Appuyé contre un appui de fenêtre, le type de tantôt consulte sa montre et soupire. Exprès.
— Dans cinq minutes, je ferme la maison.
— Attendez !
Nous nous dirigeons vers lui, ou plutôt vers la baie vitrée, pour voir s’il y a un jardin. Mais il fait presque nuit.
— Revenez demain si vous voulez !
— Savez-vous si le propriétaire précédent…
— Écoutez, mon agence ne me paye pas pour raconter la vie des…
— Et en face, vous savez ce que c’est ?
— Titeca.
Je me rappelle alors ces railleries de quand nous étions gamins. « Tu es complètement cinglée ! On va t’enfermer à Titeca… À Titeca ! À Titeca !… » Cet hôpital existe donc réellement. Et je pourrais en être la voisine.
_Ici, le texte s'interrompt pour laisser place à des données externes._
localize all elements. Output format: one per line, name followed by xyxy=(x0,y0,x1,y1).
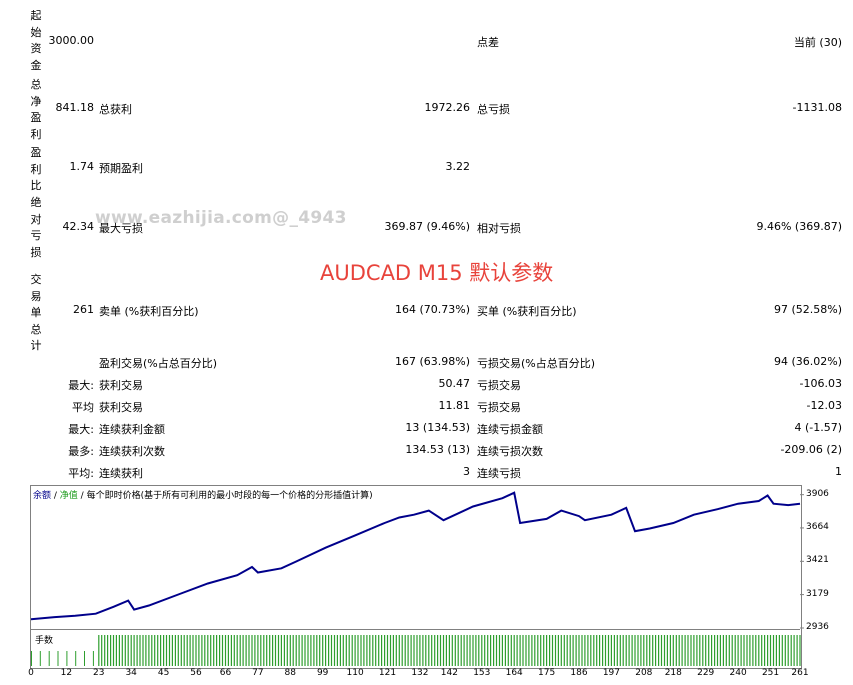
rel-drawdown-value: 9.46% (369.87) xyxy=(756,220,842,233)
legend-separator: / xyxy=(51,491,60,501)
row-right-label: 连续亏损 xyxy=(477,467,521,480)
x-tick-label: 34 xyxy=(125,668,137,678)
y-tick-label: 3906 xyxy=(806,488,829,499)
side-label-total-trades: 交易单总计 xyxy=(30,273,42,352)
spread-label: 点差 xyxy=(477,36,499,49)
profit-factor-value: 1.74 xyxy=(69,160,95,173)
row-prefix: 最大: xyxy=(68,423,94,436)
row-right-value: 1 xyxy=(835,465,842,478)
x-tick-label: 142 xyxy=(440,668,458,678)
x-tick-label: 110 xyxy=(346,668,364,678)
row-left-value: 134.53 (13) xyxy=(405,443,470,456)
spread-value: 当前 (30) xyxy=(793,36,842,49)
row-right-value: -209.06 (2) xyxy=(780,443,842,456)
total-trades-value: 261 xyxy=(73,303,94,316)
row-right-value: -12.03 xyxy=(806,399,842,412)
x-tick-label: 121 xyxy=(378,668,397,678)
legend-equity: 净值 xyxy=(59,491,78,501)
max-drawdown-value: 369.87 (9.46%) xyxy=(384,220,470,233)
row-left-label: 获利交易 xyxy=(99,401,143,414)
row-right-label: 连续亏损次数 xyxy=(477,445,543,458)
long-positions-value: 97 (52.58%) xyxy=(773,303,842,316)
x-tick-label: 77 xyxy=(252,668,264,678)
x-tick-label: 164 xyxy=(505,668,523,678)
volume-label: 手数 xyxy=(35,636,54,646)
x-tick-label: 45 xyxy=(157,668,170,678)
x-tick-label: 132 xyxy=(411,668,429,678)
x-tick-label: 99 xyxy=(316,668,329,678)
legend-mode: 每个即时价格(基于所有可利用的最小时段的每一个价格的分形插值计算) xyxy=(86,491,373,501)
max-drawdown-label: 最大亏损 xyxy=(99,222,143,235)
x-tick-label: 0 xyxy=(28,668,34,678)
side-label-abs-drawdown: 绝对亏损 xyxy=(30,196,42,259)
gross-profit-label: 总获利 xyxy=(99,103,132,116)
banner-title: AUDCAD M15 默认参数 xyxy=(320,261,554,285)
row-right-value: -106.03 xyxy=(799,377,842,390)
row-left-label: 获利交易 xyxy=(99,379,143,392)
row-left-value: 50.47 xyxy=(438,377,471,390)
row-right-label: 连续亏损金额 xyxy=(477,423,543,436)
row-left-label: 连续获利金额 xyxy=(99,423,165,436)
long-positions-label: 买单 (%获利百分比) xyxy=(477,305,577,318)
x-tick-label: 23 xyxy=(93,668,105,678)
side-label-initial-deposit: 起始资金 xyxy=(30,9,42,72)
profit-trades-label: 盈利交易(%占总百分比) xyxy=(99,357,218,370)
loss-trades-label: 亏损交易(%占总百分比) xyxy=(477,357,596,370)
x-tick-label: 153 xyxy=(473,668,491,678)
legend-separator: / xyxy=(77,491,87,501)
x-tick-label: 88 xyxy=(284,668,296,678)
initial-deposit-value: 3000.00 xyxy=(48,34,95,47)
chart-legend: 余额 / 净值 / 每个即时价格(基于所有可利用的最小时段的每一个价格的分形插值… xyxy=(33,488,373,501)
row-right-label: 亏损交易 xyxy=(477,379,521,392)
row-left-value: 11.81 xyxy=(438,399,471,412)
x-tick-label: 261 xyxy=(791,668,809,678)
row-prefix: 平均: xyxy=(68,467,94,480)
x-tick-label: 251 xyxy=(761,668,780,678)
x-tick-label: 229 xyxy=(697,668,715,678)
expected-payoff-value: 3.22 xyxy=(445,160,471,173)
x-tick-label: 175 xyxy=(538,668,556,678)
y-tick-label: 3421 xyxy=(806,555,829,566)
row-prefix: 最大: xyxy=(68,379,94,392)
gross-loss-label: 总亏损 xyxy=(477,103,510,116)
row-right-label: 亏损交易 xyxy=(477,401,521,414)
x-tick-label: 56 xyxy=(190,668,202,678)
rel-drawdown-label: 相对亏损 xyxy=(477,222,521,235)
row-left-label: 连续获利 xyxy=(99,467,143,480)
side-label-profit-factor: 盈利比 xyxy=(30,146,42,192)
short-positions-label: 卖单 (%获利百分比) xyxy=(99,305,199,318)
y-tick-label: 3664 xyxy=(806,521,829,532)
x-tick-label: 66 xyxy=(219,668,232,678)
x-tick-label: 186 xyxy=(570,668,588,678)
short-positions-value: 164 (70.73%) xyxy=(394,303,470,316)
y-tick-label: 2936 xyxy=(806,622,829,632)
x-tick-label: 240 xyxy=(729,668,747,678)
abs-drawdown-value: 42.34 xyxy=(62,220,95,233)
row-prefix: 平均 xyxy=(72,401,94,414)
volume-panel xyxy=(30,629,800,668)
net-profit-value: 841.18 xyxy=(55,101,95,114)
y-tick-label: 3179 xyxy=(806,588,829,599)
loss-trades-value: 94 (36.02%) xyxy=(773,355,842,368)
x-tick-label: 208 xyxy=(635,668,653,678)
x-tick-label: 12 xyxy=(60,668,73,678)
row-left-value: 13 (134.53) xyxy=(405,421,470,434)
row-prefix: 最多: xyxy=(68,445,94,458)
expected-payoff-label: 预期盈利 xyxy=(99,162,143,175)
x-tick-label: 197 xyxy=(602,668,621,678)
row-left-label: 连续获利次数 xyxy=(99,445,165,458)
x-tick-label: 218 xyxy=(664,668,682,678)
side-label-net-profit: 总净盈利 xyxy=(30,78,42,141)
profit-trades-value: 167 (63.98%) xyxy=(394,355,470,368)
gross-profit-value: 1972.26 xyxy=(424,101,471,114)
row-right-value: 4 (-1.57) xyxy=(794,421,842,434)
row-left-value: 3 xyxy=(463,465,470,478)
gross-loss-value: -1131.08 xyxy=(792,101,842,114)
legend-balance: 余额 xyxy=(33,491,52,501)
Un peu surexcités, nous quittons la maison. Nous l’aimons déjà.
1. Les titres des chapitres sont des Inscriptions de Louis Scutenaire.
On regarde moins ce que l’on voit que ce que l’on espère.
Essoufflés, les deux infirmiers ramènent une jeune femme. C’est elle qui a crié, sûrement. Ils la tiennent par les bras et la maintiennent solidement entre eux. Je cherche en vain un regard quand ses yeux passent sur moi. Ils traversent tous les trois la rue et s’engouffrent dans l’hôpital.
Nous nous éloignons de la maison. Je me retourne encore pour la voir entièrement. Un arbre, planté devant la façade comme d’autres tout le long de la rue, en cache une partie.
— Tu connais ces arbres ?
— Ce sont des platanes ! Regarde les troncs tout pelés… et, sur le trottoir, les grandes feuilles palmées…
Il ne savait plus très bien de quand datait la plantation des platanes.
Quand ils avaient emménagé dans ce faubourg de Bruxelles en vingt-quatre, à cent mètres du chemin de fer, la rue n’était qu’un énorme chantier chaotique, boueux, bruyant. Elle n’avait d’enchanteur que son nom : rue de la Luzerne. Un joli nom pour une plante fourragère. Des petites fleurs violettes, parfois jaunes. Il y en avait tout un champ derrière chez lui, à Ollignies.
On construisait ici des tas de maisons qui se ressemblaient et, en face du numéro vingt, un hôpital. Le voisin, un jeune militaire, disait que c’était pour y enfermer les fous. Jean avait lu qu’au Moyen âge, les couleurs que portaient les fous étaient le vert, le jaune et le rouge. C’étaient aussi celles qu’il préférait. Autant que les autres couleurs.
— En tout cas, les platanes, c’est bien plus tard !
Le critère le plus important de toute action n’est point son motif ni son effet, mais bien son rituel.
Au début, cela va très vite. Chaque minute compte… Chaque chiffre, chaque mot, chaque coup de marteau. Une vente publique se vit au présent superlatif.
J’oublie la longue nuit blanche. Mon cœur bat, je le sens. La salle est bondée. Pourvu que… Une bouteille de champagne attend dans le frigo. On ne sait jamais.